Dure invece le reazioni dei contrari alla legge bavaglio; su tutte quella degli esponenti dei 5 Stelle in commissione Giustizia alla Camera, Stefania Ascari, Federico Cafiero De Raho, Valentina D’Orso e Carla Giuliano: “L’emendamento di Azione è un altro vergognoso bavaglio che colpisce e umilia il diritto dei cittadini a essere informati. L’informazione è un dovere di chi lavora in quel campo ma anche un diritto di tutti”. Così, proseguono i deputati dei 5 Stelle, “il governo Meloni e la sua maggioranza allargata ad Azione e IV ancora una volta dimostrano qual è la loro unica agenda in materia di Giustizia: nascondere o lasciare impunite le malefatte della borghesia mafiosa, dei corrotti, dei comitati d’affari.
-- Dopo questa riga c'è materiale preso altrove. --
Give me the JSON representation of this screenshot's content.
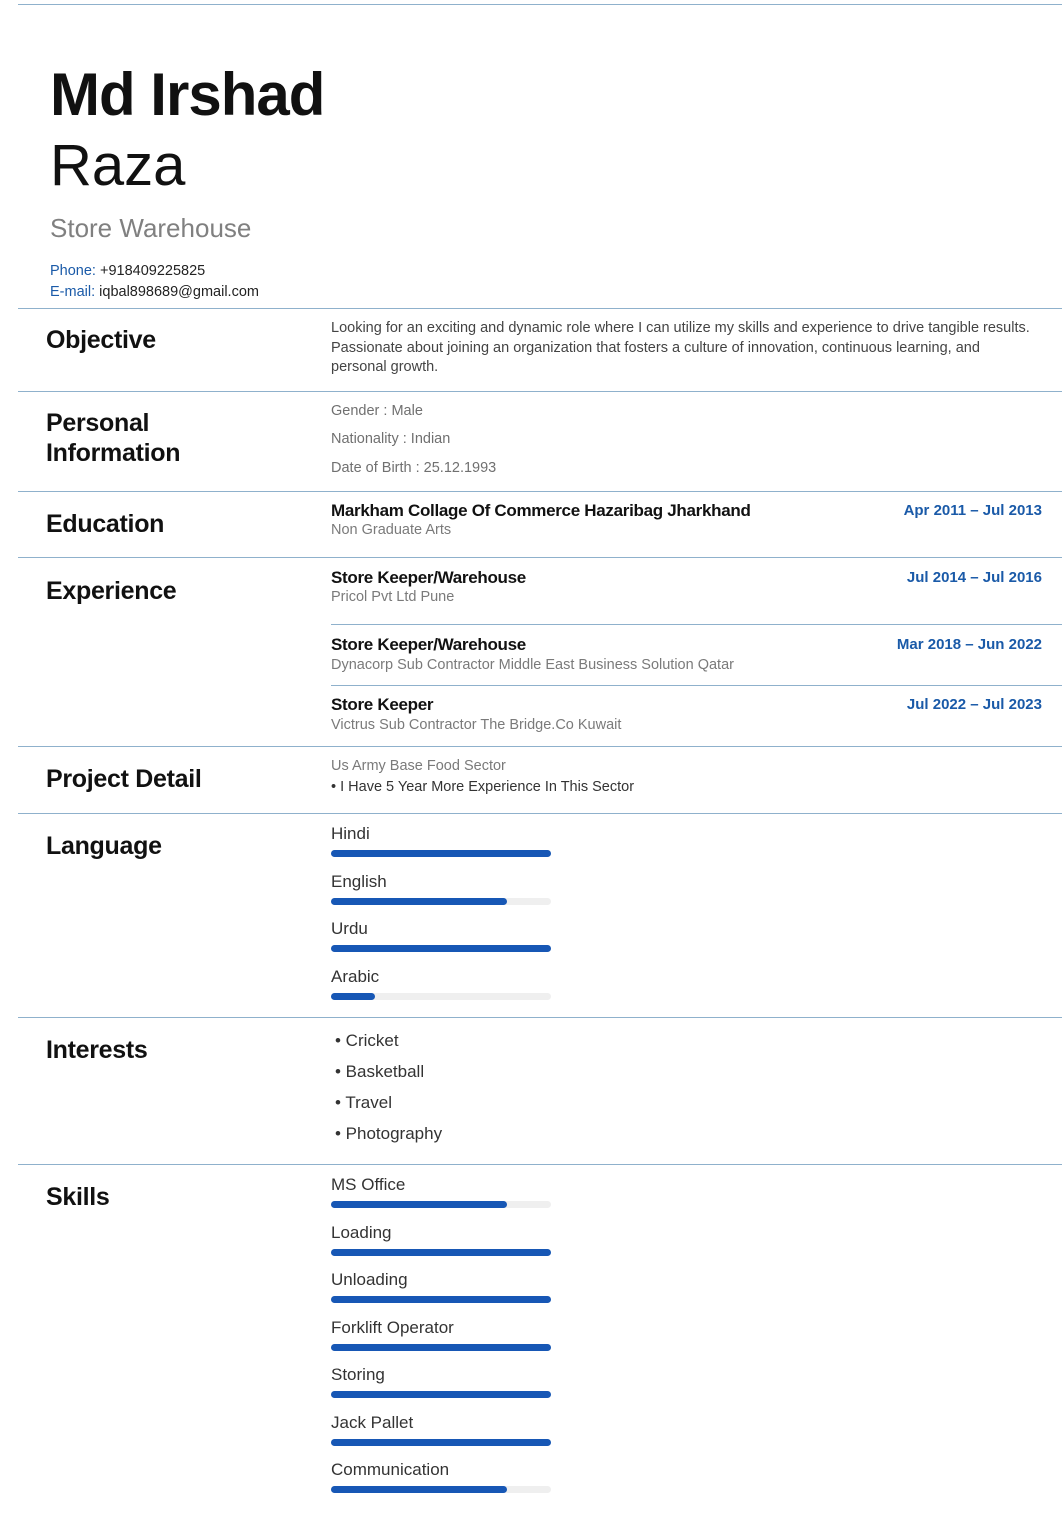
{
  "header": {
    "first_name": "Md Irshad",
    "last_name": "Raza",
    "role": "Store Warehouse",
    "phone_label": "Phone:",
    "phone": "+918409225825",
    "email_label": "E-mail:",
    "email": "iqbal898689@gmail.com"
  },
  "objective": {
    "title": "Objective",
    "line1": "Looking for an exciting and dynamic role where I can utilize my skills and experience to drive tangible results.",
    "line2": "Passionate about joining an organization that fosters a culture of innovation, continuous learning, and",
    "line3": "personal growth."
  },
  "personal": {
    "title_line1": "Personal",
    "title_line2": "Information",
    "gender": "Gender : Male",
    "nationality": "Nationality : Indian",
    "dob": "Date of Birth : 25.12.1993"
  },
  "education": {
    "title": "Education",
    "items": [
      {
        "school": "Markham Collage Of Commerce Hazaribag Jharkhand",
        "degree": "Non Graduate Arts",
        "dates": "Apr 2011 – Jul 2013"
      }
    ]
  },
  "experience": {
    "title": "Experience",
    "items": [
      {
        "role": "Store Keeper/Warehouse",
        "company": "Pricol Pvt Ltd Pune",
        "dates": "Jul 2014 – Jul 2016"
      },
      {
        "role": "Store Keeper/Warehouse",
        "company": "Dynacorp Sub Contractor Middle East Business Solution Qatar",
        "dates": "Mar 2018 – Jun 2022"
      },
      {
        "role": "Store Keeper",
        "company": "Victrus Sub Contractor The Bridge.Co Kuwait",
        "dates": "Jul 2022 – Jul 2023"
      }
    ]
  },
  "project": {
    "title": "Project Detail",
    "name": "Us Army Base Food Sector",
    "bullet": "• I Have 5 Year More Experience In This Sector"
  },
  "language": {
    "title": "Language",
    "items": [
      {
        "name": "Hindi",
        "level": 1.0
      },
      {
        "name": "English",
        "level": 0.8
      },
      {
        "name": "Urdu",
        "level": 1.0
      },
      {
        "name": "Arabic",
        "level": 0.2
      }
    ]
  },
  "interests": {
    "title": "Interests",
    "items": [
      "• Cricket",
      "• Basketball",
      "• Travel",
      "• Photography"
    ]
  },
  "skills": {
    "title": "Skills",
    "items": [
      {
        "name": "MS Office",
        "level": 0.8
      },
      {
        "name": "Loading",
        "level": 1.0
      },
      {
        "name": "Unloading",
        "level": 1.0
      },
      {
        "name": "Forklift Operator",
        "level": 1.0
      },
      {
        "name": "Storing",
        "level": 1.0
      },
      {
        "name": "Jack Pallet",
        "level": 1.0
      },
      {
        "name": "Communication",
        "level": 0.8
      }
    ]
  },
  "colors": {
    "accent": "#1757b5",
    "divider": "#8fb1cc",
    "date": "#1a5aa8"
  }
}
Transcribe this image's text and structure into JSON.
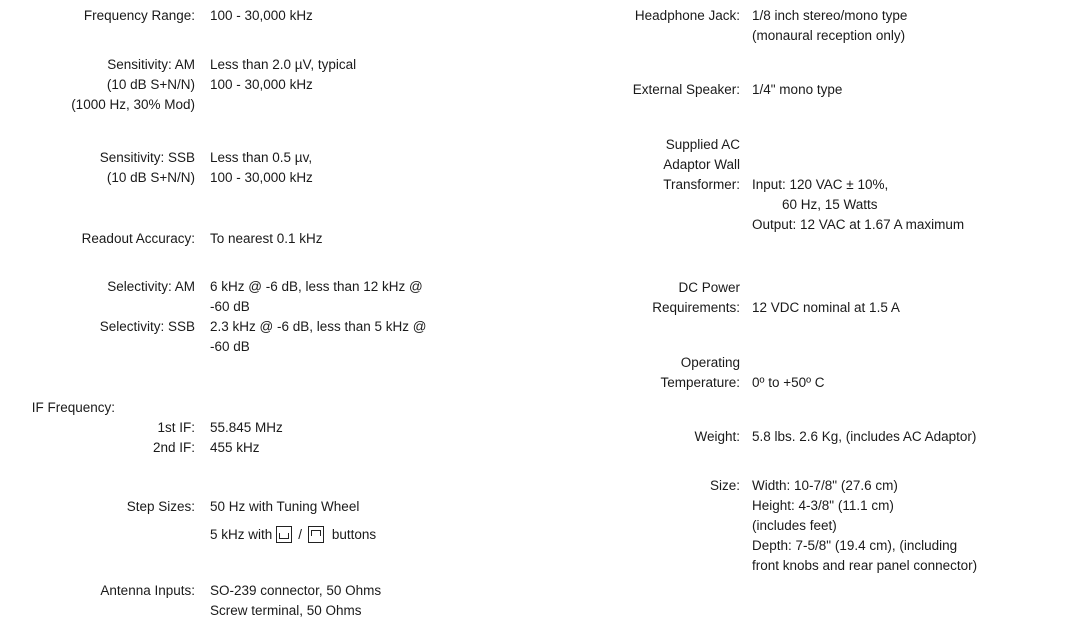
{
  "left": {
    "frequency_range": {
      "label": "Frequency Range:",
      "value": "100 - 30,000 kHz"
    },
    "sensitivity_am": {
      "label1": "Sensitivity: AM",
      "value1": "Less than 2.0 µV, typical",
      "label2": "(10 dB S+N/N)",
      "value2": "100 - 30,000 kHz",
      "label3": "(1000 Hz, 30% Mod)"
    },
    "sensitivity_ssb": {
      "label1": "Sensitivity: SSB",
      "value1": "Less than 0.5 µv,",
      "label2": "(10 dB S+N/N)",
      "value2": "100 - 30,000 kHz"
    },
    "readout_accuracy": {
      "label": "Readout Accuracy:",
      "value": "To nearest 0.1 kHz"
    },
    "selectivity": {
      "am_label": "Selectivity: AM",
      "am_value1": "6 kHz @ -6 dB, less than 12 kHz @",
      "am_value2": "-60 dB",
      "ssb_label": "Selectivity: SSB",
      "ssb_value1": "2.3 kHz @ -6 dB, less than 5 kHz @",
      "ssb_value2": "-60 dB"
    },
    "if_frequency": {
      "label": "IF Frequency:",
      "first_label": "1st IF:",
      "first_value": "55.845 MHz",
      "second_label": "2nd IF:",
      "second_value": "455 kHz"
    },
    "step_sizes": {
      "label": "Step Sizes:",
      "value1": "50 Hz with Tuning Wheel",
      "value2_prefix": "5 kHz with",
      "value2_slash": "/",
      "value2_suffix": "buttons"
    },
    "antenna_inputs": {
      "label": "Antenna Inputs:",
      "value1": "SO-239 connector, 50 Ohms",
      "value2": "Screw terminal, 50 Ohms"
    }
  },
  "right": {
    "headphone_jack": {
      "label": "Headphone Jack:",
      "value1": "1/8 inch stereo/mono type",
      "value2": "(monaural reception only)"
    },
    "external_speaker": {
      "label": "External Speaker:",
      "value": "1/4\" mono type"
    },
    "ac_adaptor": {
      "label1": "Supplied AC",
      "label2": "Adaptor Wall",
      "label3": "Transformer:",
      "input1": "Input: 120 VAC ± 10%,",
      "input2": "60 Hz, 15 Watts",
      "output": "Output: 12 VAC at 1.67 A maximum"
    },
    "dc_power": {
      "label1": "DC Power",
      "label2": "Requirements:",
      "value": "12 VDC nominal at 1.5 A"
    },
    "operating_temp": {
      "label1": "Operating",
      "label2": "Temperature:",
      "value": "0º to +50º C"
    },
    "weight": {
      "label": "Weight:",
      "value": "5.8 lbs.  2.6 Kg, (includes AC Adaptor)"
    },
    "size": {
      "label": "Size:",
      "width": "Width: 10-7/8\" (27.6 cm)",
      "height": "Height: 4-3/8\" (11.1 cm)",
      "height_note": "(includes feet)",
      "depth": "Depth: 7-5/8\" (19.4 cm), (including",
      "depth_note": "front knobs and rear panel connector)"
    }
  },
  "icons": [
    "step-down-key-icon",
    "step-up-key-icon"
  ]
}
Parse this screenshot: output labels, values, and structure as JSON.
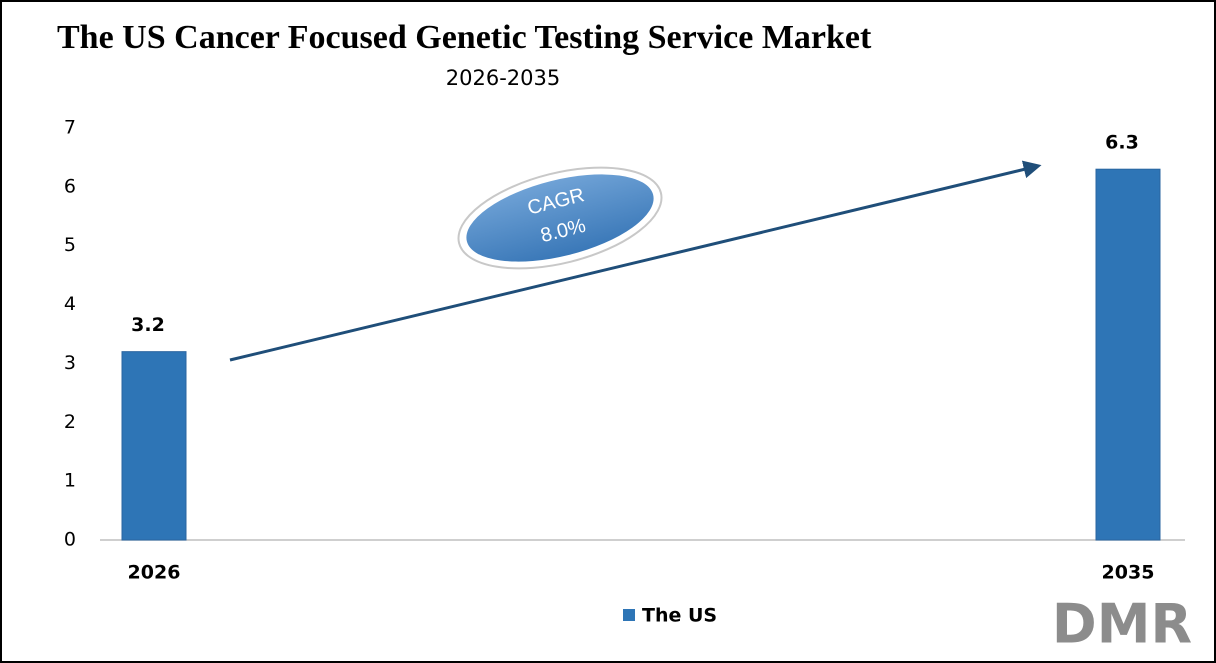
{
  "chart_data": {
    "type": "bar",
    "title": "The US Cancer Focused Genetic Testing Service Market",
    "subtitle": "2026-2035",
    "categories": [
      "2026",
      "2035"
    ],
    "series": [
      {
        "name": "The US",
        "color": "#2e75b6",
        "values": [
          3.2,
          6.3
        ]
      }
    ],
    "ylim": [
      0,
      7
    ],
    "yticks": [
      0,
      1,
      2,
      3,
      4,
      5,
      6,
      7
    ],
    "grid": false,
    "legend": "bottom",
    "annotations": [
      "CAGR",
      "8.0%"
    ]
  },
  "logo": "DMR"
}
Si affaticano tanto per nascondere i possibili reati dei potenti, perché sono quelli che interessano all’opinione pubblica. La giustizia classista del governo Meloni procede a passo spedito, portando l’Italia in un medioevo dei diritti”.

Mattarella non firmi

Sulla legge bavaglio l’Ordine dei giornalisti parla di “pesante limitazione del diritto di cronaca”. Ancor più critica la Fnsi (Federazione nazionale della stampa italiana) per voce della segretaria nazionale del sindacato Alessandra Costante: “Si tratta di un provvedimento liberticida non solo nei confronti dell’articolo 21 della Costituzione, ma anche nei confronti delle libertà individuali. È pericolosissimo che non si sappia la motivazione per cui una persona viene arrestata o meno. E non è pericoloso solo per la libertà di stampa; è pericoloso anche per lo stesso destinatario del provvedimento di custodia cautelare in carcere”.

Secondo Costante “il ricordo delle dittature, dei desaparecidos, delle persone che alle porte dell’Europa vengono fatte sparire senza che nessuno ne sappia nulla, penso ad esempio ad Alexei Navalny, deve far crescere la nostra attenzione; ma anche quella dei direttori dei giornali, che devono essere al fianco dei colleghi in questa lotta, e delle istituzioni. Chiediamo fin d’ora al presidente della Repubblica Sergio Mattarella di non firmare una legge che potrebbe essere fonte di immani distorsioni dei diritti”.